When Sam Smith released his breakout song "Stay With Me," there were a lot of music fans left scratching their heads. There was something familiar about the tune, especially the repeating chorus. In fact, it sounded almost exactly like Tom Petty and the Heartbreaker's 1989 classic hit, "I Won't Back Down." Tom's people reached out to Sam's people about the similarities and the two sides reached a speedy resolution. Sam claimed that he'd never heard "I Won't Back Down" and that any likeness was a simple accident. He agreed to add Tom as a co-writer on the song and to pay him a percentage of the song's royalties. Tom never held the incident against Sam, and released a statement that said as much:
"Let me say I have never had any hard feelings toward Sam. All my years of songwriting have shown me these things can happen. Most times you catch it before it gets out the studio door but in this case, it got by... Sam did the right thing and I have thought no more about this. A musical accident no more no less. In these times we live in this is hardly news. I wish Sam all the best for his ongoing career. Peace and love to all."
When you had a career as long as Tom Petty's, there are bound to be things you've done in the business that you end up regretting. As part of his first album with Tom Petty and the Heartbreakers titled "Southern Accents," Tom had a song called "Rebel." It was from the point of view of a character with a lot of Southern pride and when he and his band would perform it on stage, they would fly a Confederate flag as part of the act. In a piece he wrote for Rolling Stone, Petty didn't shy away from admitting that it wasn't the best idea. "I just honestly didn't give it much thought, though I should have. It was a downright stupid thing to do."
Eventually, people began bringing Confederate flag bandanas and other such items and throwing them on stage.
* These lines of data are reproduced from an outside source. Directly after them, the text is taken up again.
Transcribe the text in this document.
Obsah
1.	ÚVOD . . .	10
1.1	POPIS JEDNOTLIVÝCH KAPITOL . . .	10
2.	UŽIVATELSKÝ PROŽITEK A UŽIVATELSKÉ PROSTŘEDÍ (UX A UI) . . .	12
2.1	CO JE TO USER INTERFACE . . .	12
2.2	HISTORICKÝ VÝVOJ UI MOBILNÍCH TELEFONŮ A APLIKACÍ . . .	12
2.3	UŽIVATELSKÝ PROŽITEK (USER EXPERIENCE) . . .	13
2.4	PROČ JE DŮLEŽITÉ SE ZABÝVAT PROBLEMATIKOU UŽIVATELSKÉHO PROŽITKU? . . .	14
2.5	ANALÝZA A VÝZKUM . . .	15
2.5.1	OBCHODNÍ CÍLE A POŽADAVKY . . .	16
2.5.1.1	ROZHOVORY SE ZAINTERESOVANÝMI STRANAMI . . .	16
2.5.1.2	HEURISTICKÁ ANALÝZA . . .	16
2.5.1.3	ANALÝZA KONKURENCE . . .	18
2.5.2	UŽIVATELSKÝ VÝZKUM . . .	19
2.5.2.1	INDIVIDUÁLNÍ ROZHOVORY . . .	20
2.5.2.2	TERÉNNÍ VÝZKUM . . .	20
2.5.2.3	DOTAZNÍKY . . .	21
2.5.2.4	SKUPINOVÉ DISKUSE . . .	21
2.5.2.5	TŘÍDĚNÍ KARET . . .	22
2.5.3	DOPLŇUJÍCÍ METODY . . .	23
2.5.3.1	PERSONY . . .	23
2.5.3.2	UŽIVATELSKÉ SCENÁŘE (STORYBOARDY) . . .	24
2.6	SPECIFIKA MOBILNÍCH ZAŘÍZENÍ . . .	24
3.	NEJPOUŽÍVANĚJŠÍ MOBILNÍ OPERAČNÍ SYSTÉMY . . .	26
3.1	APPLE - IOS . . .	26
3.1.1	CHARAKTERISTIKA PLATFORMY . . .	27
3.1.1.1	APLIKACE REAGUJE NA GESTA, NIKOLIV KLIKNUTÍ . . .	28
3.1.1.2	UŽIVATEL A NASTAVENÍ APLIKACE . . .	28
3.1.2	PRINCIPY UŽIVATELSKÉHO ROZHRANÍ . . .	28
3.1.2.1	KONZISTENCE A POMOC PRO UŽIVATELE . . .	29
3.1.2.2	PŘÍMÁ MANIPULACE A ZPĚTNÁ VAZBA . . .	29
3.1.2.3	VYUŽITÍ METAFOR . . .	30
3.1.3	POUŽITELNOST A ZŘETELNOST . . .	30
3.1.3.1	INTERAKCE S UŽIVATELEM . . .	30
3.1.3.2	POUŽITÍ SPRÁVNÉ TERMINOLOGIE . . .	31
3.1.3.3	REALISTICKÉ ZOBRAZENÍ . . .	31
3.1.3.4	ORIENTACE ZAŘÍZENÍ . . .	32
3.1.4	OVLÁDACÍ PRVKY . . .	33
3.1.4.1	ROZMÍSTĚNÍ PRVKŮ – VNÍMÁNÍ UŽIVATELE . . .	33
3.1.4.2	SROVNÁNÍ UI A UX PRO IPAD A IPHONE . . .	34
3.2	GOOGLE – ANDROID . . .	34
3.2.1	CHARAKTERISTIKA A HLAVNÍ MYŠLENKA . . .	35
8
That changed the way Tom looked at the flag. He had an honest conversation with the audience that night. "I said, 'Look, this was to illustrate a character. This is not who we are. Having gone through this, I would prefer it if no one would ever bring a Confederate flag to our shows again because this isn't who we are.'" Even though there were some boos that night, no one ever brought the flag to one of Tom's performances ever again.
Even the most successful among us occasionally get rejected. That's exactly what happened to Tom Petty when he tried to release his first solo album Full Moon Fever in 1988. Executives at his record label MCA Records listened to the album and expressed doubts that it would be as big a commercial success as they would prefer. At this point in his career, Tom had already been a part of two incredibly successful bands, Tom Petty and the Heartbreakers and the Traveling Wilburys. 'In Petty: The Biography' by Warren Zanes, who wrote the book with Tom's blessings, there's a passage that reads, "Petty had made what he felt was a great record, only to have the doubters at his record label be among the first to hear it and pass judgment on it. The rejection knocked him down." Tom didn't stay down for long, though. Eventually, the record label relented and published the album. It went on to be certified 5-times platinum.